Her husband would be arriving home soon, gathering Betty first from her room, asking how her hours in the park had been, making her giggle with rambunctious voices and rough housing. Dorothea felt her muscles exerting force in ripping at the middle of the vanity. She felt glass fall by and shatter, continuing as though moving by motor to open the desk. Finally, her hands gripping the inner stabilizing board, she cranked the vanity open, revealing a small, hidden compartment under the body.
Dorothea knew herself to be a good mother, despite the fact she had once wanted to kill her daughter, in the same way that she knew Charles to be a good husband, even though he had let her be killed the day he believed the doctors at the hospital. Truth was not something the human mind could always grasp accurately or act upon, and she accepted that. She would not, however, live with it. She had already seen how the fear had changed Charles, try as he might to hide it. In response to her madness, he had hardened, made himself into walls to protect her from the world, and their daughter from her.
In her vanity mirror, a crumpled watercolor portrait stuck out from the broken glass. On the steps leading into the World’s Fair, there was herself at 14, sitting with a lanky 16-year-old boy, both holding ribbons from the Young Inventors Competition.

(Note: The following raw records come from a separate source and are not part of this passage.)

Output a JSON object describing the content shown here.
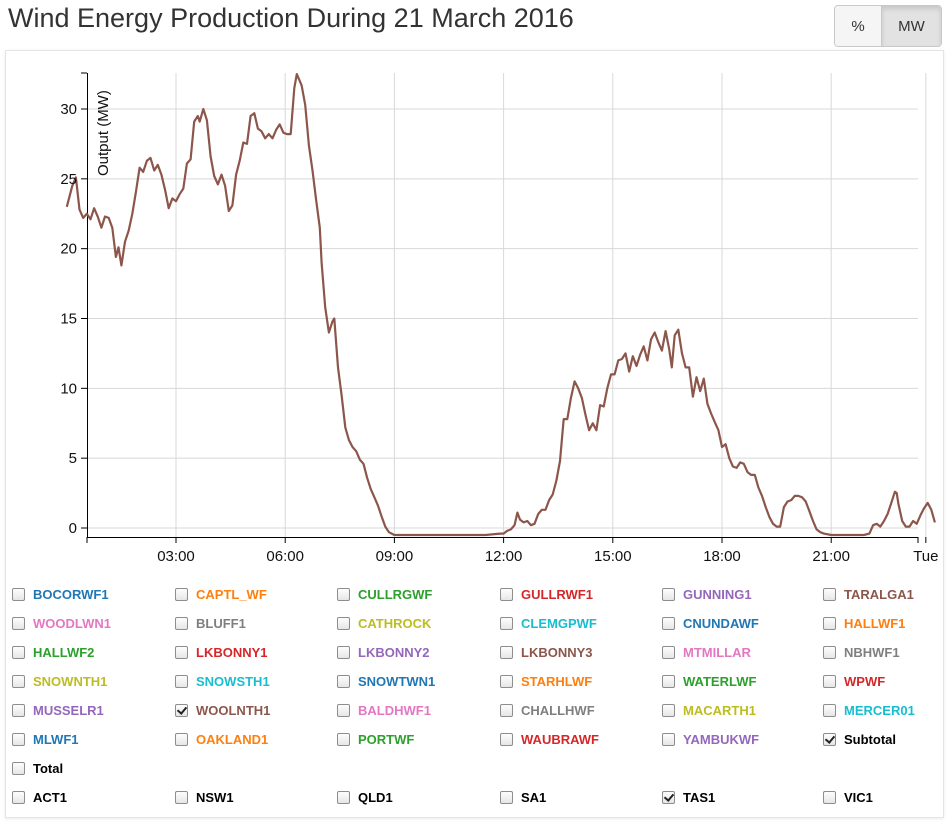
{
  "page_title": "Wind Energy Production During 21 March 2016",
  "unit_toggle": {
    "options": [
      "%",
      "MW"
    ],
    "selected": "MW"
  },
  "legend": {
    "rows": [
      [
        {
          "name": "BOCORWF1",
          "color": "#1f77b4",
          "checked": false
        },
        {
          "name": "CAPTL_WF",
          "color": "#ff7f0e",
          "checked": false
        },
        {
          "name": "CULLRGWF",
          "color": "#2ca02c",
          "checked": false
        },
        {
          "name": "GULLRWF1",
          "color": "#d62728",
          "checked": false
        },
        {
          "name": "GUNNING1",
          "color": "#9467bd",
          "checked": false
        },
        {
          "name": "TARALGA1",
          "color": "#8c564b",
          "checked": false
        }
      ],
      [
        {
          "name": "WOODLWN1",
          "color": "#e377c2",
          "checked": false
        },
        {
          "name": "BLUFF1",
          "color": "#7f7f7f",
          "checked": false
        },
        {
          "name": "CATHROCK",
          "color": "#bcbd22",
          "checked": false
        },
        {
          "name": "CLEMGPWF",
          "color": "#17becf",
          "checked": false
        },
        {
          "name": "CNUNDAWF",
          "color": "#1f77b4",
          "checked": false
        },
        {
          "name": "HALLWF1",
          "color": "#ff7f0e",
          "checked": false
        }
      ],
      [
        {
          "name": "HALLWF2",
          "color": "#2ca02c",
          "checked": false
        },
        {
          "name": "LKBONNY1",
          "color": "#d62728",
          "checked": false
        },
        {
          "name": "LKBONNY2",
          "color": "#9467bd",
          "checked": false
        },
        {
          "name": "LKBONNY3",
          "color": "#8c564b",
          "checked": false
        },
        {
          "name": "MTMILLAR",
          "color": "#e377c2",
          "checked": false
        },
        {
          "name": "NBHWF1",
          "color": "#7f7f7f",
          "checked": false
        }
      ],
      [
        {
          "name": "SNOWNTH1",
          "color": "#bcbd22",
          "checked": false
        },
        {
          "name": "SNOWSTH1",
          "color": "#17becf",
          "checked": false
        },
        {
          "name": "SNOWTWN1",
          "color": "#1f77b4",
          "checked": false
        },
        {
          "name": "STARHLWF",
          "color": "#ff7f0e",
          "checked": false
        },
        {
          "name": "WATERLWF",
          "color": "#2ca02c",
          "checked": false
        },
        {
          "name": "WPWF",
          "color": "#d62728",
          "checked": false
        }
      ],
      [
        {
          "name": "MUSSELR1",
          "color": "#9467bd",
          "checked": false
        },
        {
          "name": "WOOLNTH1",
          "color": "#8c564b",
          "checked": true
        },
        {
          "name": "BALDHWF1",
          "color": "#e377c2",
          "checked": false
        },
        {
          "name": "CHALLHWF",
          "color": "#7f7f7f",
          "checked": false
        },
        {
          "name": "MACARTH1",
          "color": "#bcbd22",
          "checked": false
        },
        {
          "name": "MERCER01",
          "color": "#17becf",
          "checked": false
        }
      ],
      [
        {
          "name": "MLWF1",
          "color": "#1f77b4",
          "checked": false
        },
        {
          "name": "OAKLAND1",
          "color": "#ff7f0e",
          "checked": false
        },
        {
          "name": "PORTWF",
          "color": "#2ca02c",
          "checked": false
        },
        {
          "name": "WAUBRAWF",
          "color": "#d62728",
          "checked": false
        },
        {
          "name": "YAMBUKWF",
          "color": "#9467bd",
          "checked": false
        },
        {
          "name": "Subtotal",
          "color": "#000000",
          "checked": true
        }
      ],
      [
        {
          "name": "Total",
          "color": "#000000",
          "checked": false
        }
      ],
      [
        {
          "name": "ACT1",
          "color": "#000000",
          "checked": false
        },
        {
          "name": "NSW1",
          "color": "#000000",
          "checked": false
        },
        {
          "name": "QLD1",
          "color": "#000000",
          "checked": false
        },
        {
          "name": "SA1",
          "color": "#000000",
          "checked": false
        },
        {
          "name": "TAS1",
          "color": "#000000",
          "checked": true
        },
        {
          "name": "VIC1",
          "color": "#000000",
          "checked": false
        }
      ]
    ]
  },
  "chart_data": {
    "type": "line",
    "title": "Wind Energy Production During 21 March 2016",
    "xlabel": "",
    "ylabel": "Output (MW)",
    "x_unit": "hours",
    "xlim": [
      0,
      23.95
    ],
    "ylim": [
      -0.5,
      33
    ],
    "x_ticks": [
      3,
      6,
      9,
      12,
      15,
      18,
      21,
      23.6
    ],
    "x_tick_labels": [
      "03:00",
      "06:00",
      "09:00",
      "12:00",
      "15:00",
      "18:00",
      "21:00",
      "Tue"
    ],
    "y_ticks": [
      0,
      5,
      10,
      15,
      20,
      25,
      30
    ],
    "y_tick_labels": [
      "0",
      "5",
      "10",
      "15",
      "20",
      "25",
      "30"
    ],
    "grid": true,
    "series": [
      {
        "color": "#8c564b",
        "points": [
          [
            0.0,
            23.0
          ],
          [
            0.15,
            24.5
          ],
          [
            0.25,
            25.1
          ],
          [
            0.35,
            22.8
          ],
          [
            0.45,
            22.2
          ],
          [
            0.55,
            22.5
          ],
          [
            0.65,
            22.1
          ],
          [
            0.75,
            22.9
          ],
          [
            0.85,
            22.3
          ],
          [
            0.95,
            21.5
          ],
          [
            1.05,
            22.3
          ],
          [
            1.15,
            22.2
          ],
          [
            1.25,
            21.5
          ],
          [
            1.35,
            19.4
          ],
          [
            1.42,
            20.1
          ],
          [
            1.5,
            18.8
          ],
          [
            1.6,
            20.5
          ],
          [
            1.7,
            21.3
          ],
          [
            1.8,
            22.5
          ],
          [
            1.9,
            24.1
          ],
          [
            2.0,
            25.8
          ],
          [
            2.1,
            25.5
          ],
          [
            2.2,
            26.3
          ],
          [
            2.3,
            26.5
          ],
          [
            2.4,
            25.6
          ],
          [
            2.5,
            26.0
          ],
          [
            2.6,
            25.3
          ],
          [
            2.7,
            24.2
          ],
          [
            2.8,
            22.9
          ],
          [
            2.9,
            23.6
          ],
          [
            3.0,
            23.4
          ],
          [
            3.1,
            23.9
          ],
          [
            3.2,
            24.3
          ],
          [
            3.3,
            26.1
          ],
          [
            3.4,
            26.4
          ],
          [
            3.5,
            29.1
          ],
          [
            3.6,
            29.5
          ],
          [
            3.65,
            29.1
          ],
          [
            3.75,
            30.0
          ],
          [
            3.85,
            29.2
          ],
          [
            3.95,
            26.6
          ],
          [
            4.05,
            25.2
          ],
          [
            4.15,
            24.6
          ],
          [
            4.25,
            25.3
          ],
          [
            4.35,
            24.5
          ],
          [
            4.45,
            22.7
          ],
          [
            4.55,
            23.1
          ],
          [
            4.65,
            25.3
          ],
          [
            4.75,
            26.3
          ],
          [
            4.85,
            27.6
          ],
          [
            4.95,
            27.5
          ],
          [
            5.05,
            29.5
          ],
          [
            5.15,
            29.7
          ],
          [
            5.25,
            28.6
          ],
          [
            5.35,
            28.4
          ],
          [
            5.45,
            27.9
          ],
          [
            5.55,
            28.2
          ],
          [
            5.65,
            27.9
          ],
          [
            5.75,
            28.5
          ],
          [
            5.85,
            28.9
          ],
          [
            5.95,
            28.3
          ],
          [
            6.05,
            28.2
          ],
          [
            6.15,
            28.2
          ],
          [
            6.25,
            31.5
          ],
          [
            6.32,
            32.5
          ],
          [
            6.45,
            31.7
          ],
          [
            6.55,
            30.3
          ],
          [
            6.65,
            27.4
          ],
          [
            6.75,
            25.6
          ],
          [
            6.85,
            23.5
          ],
          [
            6.95,
            21.5
          ],
          [
            7.0,
            19.0
          ],
          [
            7.1,
            15.8
          ],
          [
            7.2,
            14.0
          ],
          [
            7.3,
            14.8
          ],
          [
            7.35,
            15.0
          ],
          [
            7.45,
            11.5
          ],
          [
            7.55,
            9.5
          ],
          [
            7.65,
            7.2
          ],
          [
            7.75,
            6.3
          ],
          [
            7.85,
            5.8
          ],
          [
            7.95,
            5.5
          ],
          [
            8.05,
            4.9
          ],
          [
            8.15,
            4.6
          ],
          [
            8.25,
            3.6
          ],
          [
            8.35,
            2.8
          ],
          [
            8.45,
            2.2
          ],
          [
            8.55,
            1.6
          ],
          [
            8.65,
            0.8
          ],
          [
            8.75,
            0.1
          ],
          [
            8.85,
            -0.3
          ],
          [
            9.0,
            -0.5
          ],
          [
            9.5,
            -0.5
          ],
          [
            10.5,
            -0.5
          ],
          [
            11.5,
            -0.5
          ],
          [
            11.9,
            -0.4
          ],
          [
            12.0,
            -0.4
          ],
          [
            12.1,
            -0.2
          ],
          [
            12.2,
            -0.1
          ],
          [
            12.3,
            0.2
          ],
          [
            12.38,
            1.1
          ],
          [
            12.45,
            0.6
          ],
          [
            12.55,
            0.4
          ],
          [
            12.65,
            0.5
          ],
          [
            12.75,
            0.2
          ],
          [
            12.85,
            0.3
          ],
          [
            12.95,
            1.0
          ],
          [
            13.05,
            1.3
          ],
          [
            13.15,
            1.3
          ],
          [
            13.25,
            2.0
          ],
          [
            13.35,
            2.4
          ],
          [
            13.45,
            3.4
          ],
          [
            13.55,
            4.8
          ],
          [
            13.65,
            7.8
          ],
          [
            13.75,
            7.8
          ],
          [
            13.85,
            9.3
          ],
          [
            13.95,
            10.5
          ],
          [
            14.05,
            10.0
          ],
          [
            14.15,
            9.3
          ],
          [
            14.25,
            8.1
          ],
          [
            14.35,
            7.0
          ],
          [
            14.45,
            7.5
          ],
          [
            14.55,
            7.0
          ],
          [
            14.65,
            8.8
          ],
          [
            14.75,
            8.7
          ],
          [
            14.85,
            10.0
          ],
          [
            14.95,
            11.0
          ],
          [
            15.05,
            11.0
          ],
          [
            15.15,
            12.0
          ],
          [
            15.25,
            12.1
          ],
          [
            15.35,
            12.5
          ],
          [
            15.45,
            11.2
          ],
          [
            15.55,
            12.3
          ],
          [
            15.65,
            11.6
          ],
          [
            15.75,
            12.4
          ],
          [
            15.85,
            13.0
          ],
          [
            15.95,
            12.0
          ],
          [
            16.05,
            13.5
          ],
          [
            16.15,
            14.0
          ],
          [
            16.25,
            13.3
          ],
          [
            16.35,
            12.7
          ],
          [
            16.45,
            14.1
          ],
          [
            16.55,
            12.8
          ],
          [
            16.62,
            11.5
          ],
          [
            16.7,
            13.8
          ],
          [
            16.8,
            14.2
          ],
          [
            16.9,
            12.5
          ],
          [
            17.0,
            11.5
          ],
          [
            17.1,
            11.5
          ],
          [
            17.2,
            9.4
          ],
          [
            17.3,
            10.8
          ],
          [
            17.4,
            9.8
          ],
          [
            17.5,
            10.7
          ],
          [
            17.6,
            8.9
          ],
          [
            17.7,
            8.2
          ],
          [
            17.8,
            7.6
          ],
          [
            17.9,
            7.0
          ],
          [
            18.0,
            5.8
          ],
          [
            18.1,
            6.0
          ],
          [
            18.2,
            5.0
          ],
          [
            18.3,
            4.4
          ],
          [
            18.4,
            4.3
          ],
          [
            18.5,
            4.7
          ],
          [
            18.6,
            4.6
          ],
          [
            18.7,
            4.0
          ],
          [
            18.8,
            3.8
          ],
          [
            18.9,
            3.8
          ],
          [
            19.0,
            2.9
          ],
          [
            19.1,
            2.3
          ],
          [
            19.2,
            1.5
          ],
          [
            19.3,
            0.8
          ],
          [
            19.4,
            0.3
          ],
          [
            19.5,
            0.1
          ],
          [
            19.6,
            0.1
          ],
          [
            19.7,
            1.5
          ],
          [
            19.8,
            1.9
          ],
          [
            19.9,
            2.0
          ],
          [
            20.0,
            2.3
          ],
          [
            20.1,
            2.3
          ],
          [
            20.2,
            2.2
          ],
          [
            20.3,
            1.9
          ],
          [
            20.4,
            1.2
          ],
          [
            20.5,
            0.5
          ],
          [
            20.6,
            -0.1
          ],
          [
            20.7,
            -0.3
          ],
          [
            20.8,
            -0.4
          ],
          [
            21.0,
            -0.5
          ],
          [
            21.5,
            -0.5
          ],
          [
            21.9,
            -0.5
          ],
          [
            22.05,
            -0.4
          ],
          [
            22.15,
            0.2
          ],
          [
            22.25,
            0.3
          ],
          [
            22.35,
            0.1
          ],
          [
            22.45,
            0.5
          ],
          [
            22.55,
            1.0
          ],
          [
            22.65,
            1.8
          ],
          [
            22.75,
            2.6
          ],
          [
            22.8,
            2.5
          ],
          [
            22.85,
            1.7
          ],
          [
            22.95,
            0.5
          ],
          [
            23.05,
            0.1
          ],
          [
            23.15,
            0.1
          ],
          [
            23.25,
            0.5
          ],
          [
            23.35,
            0.3
          ],
          [
            23.45,
            0.9
          ],
          [
            23.55,
            1.4
          ],
          [
            23.65,
            1.8
          ],
          [
            23.75,
            1.3
          ],
          [
            23.85,
            0.4
          ]
        ]
      }
    ]
  }
}
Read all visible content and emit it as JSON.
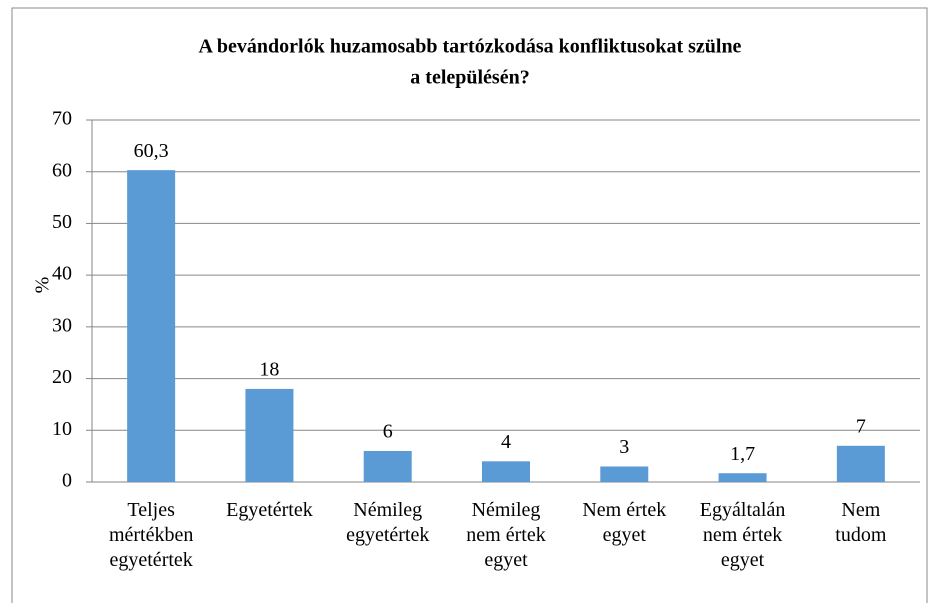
{
  "chart_data": {
    "type": "bar",
    "title": [
      "A bevándorlók huzamosabb tartózkodása konfliktusokat szülne",
      "a településén?"
    ],
    "y_label": "%",
    "categories": [
      "Teljes\nmértékben\negyetértek",
      "Egyetértek",
      "Némileg\negyetértek",
      "Némileg\nnem értek\negyet",
      "Nem értek\negyet",
      "Egyáltalán\nnem értek\negyet",
      "Nem\ntudom"
    ],
    "values": [
      60.3,
      18,
      6,
      4,
      3,
      1.7,
      7
    ],
    "value_labels": [
      "60,3",
      "18",
      "6",
      "4",
      "3",
      "1,7",
      "7"
    ],
    "color": "#5b9bd5",
    "ylim": [
      0,
      70
    ],
    "yticks": [
      0,
      10,
      20,
      30,
      40,
      50,
      60,
      70
    ],
    "grid": true
  }
}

She looked at the girl in the portrait, and then look at the open vanity, to find herself staring back, agitated and dull.
Underneath the spare board, under all the extra powders, brushes, and oils, there was a secret. It would not be a cure for her, but it would heal the life of her husband and daughter.
She had seen women that made her know there was something worse than illness or death to fear, and that was in the blank faces, the near mechanical way they wandered the grounds. For crimes or mental disturbances much less serious than her own, the treatments had been discussed and implemented. Chemical sedation, as she had now, was the warning bell for a mad woman. The women who scared Dorothea were those who had failed the medications and treatments, and with no other option left, were taken in the night to a room far off the main road, for what was then simply known as “the procedure.” The women who came back from it never truly came back at all.
A whole life swirled in her mind as she glanced down at the small handgun fit into the dusty, wooden compartment. This gun, her friendly companion, her way out.
Even now, Dorothea could recognize the edges blurring between reality and disturbed fantasy. She had decided, all those years ago, that if the lines ever became indistinguishable, it would be the end.
The only question that remained was that of her daughter. Many mothers said they would be willing to die for their child, but Dorothea felt what she had in front of her was far more difficult: Would she continue to live for her?
She heard her husband’s pattern of noises return to their house—the swish of the quick opening of the door, the slow shut to avoid any sound that might frighten his fragile wife, the click of the lock at the door. She heard her daughter run down the stairs, yelling about the tree she had climbed that day. Both sets of footsteps made their way up the stairs, ready to pull in the third of their small family.
Dorothea sat with her left hand twisting, again and again, uselessly, the barrel.